ImportError: cannot import name 'cpp_extensionp'

If I try to run only a class test I obtain:

ERROR collecting test/test_dataloader.py ___________________
ImportError while importing test module '/home/nataraja/Desktop/pytorch/test/test_dataloader.py'.
Hint: make sure your test modules/packages have valid Python names.
Traceback:
/usr/lib/python3.6/importlib/__init__.py:126: in import_module
    return _bootstrap._gcd_import(name[level:], package, level)
test/test_dataloader.py:16: in <module>
    from torch.utils.data import (_utils, Dataset, IterableDataset, TensorDataset, DataLoader, ConcatDataset,
E   ImportError: cannot import name 'BufferedShuffleDataset'

I read the CONTRIBUTING.md guide and i followed all steps,
Can you help me?
Thanks a lot.

This issue should have been fixed in the latest master version as described here. Are you using the stable 1.7.0 code base? If so, could you switch to master?

yes, I was in the master branch and not in the stable 1.7.0 code base. I forked yesterday, so I think i’ve the latest version of the branch master. Any suggestions?

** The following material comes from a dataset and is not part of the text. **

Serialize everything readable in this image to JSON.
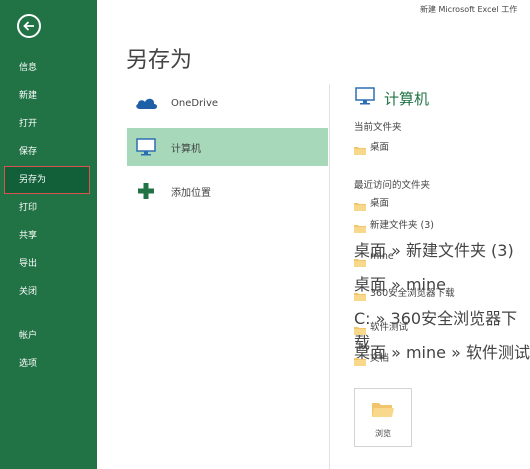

Could you post the test_dataloader.py so that I could reproduce it with the current master?

This is the my fork (i’ve not modified anything)

So you are seeing these errors while only building from source and running the run_test.py?

if i run run_test.py the error is:

    from torch.utils import cpp_extensionp
ImportError: cannot import name 'cpp_extensionp'

There seems to be a typo (extensionp instead of extension), so let me grep for it and check, what’s going on.

1 Like

yes, there was a typo error about extensionp
I submitted the request and the pull code is:

https://github.com/pytorch/pytorch/pull/48180

Thanks a lot @ptrblck :slight_smile: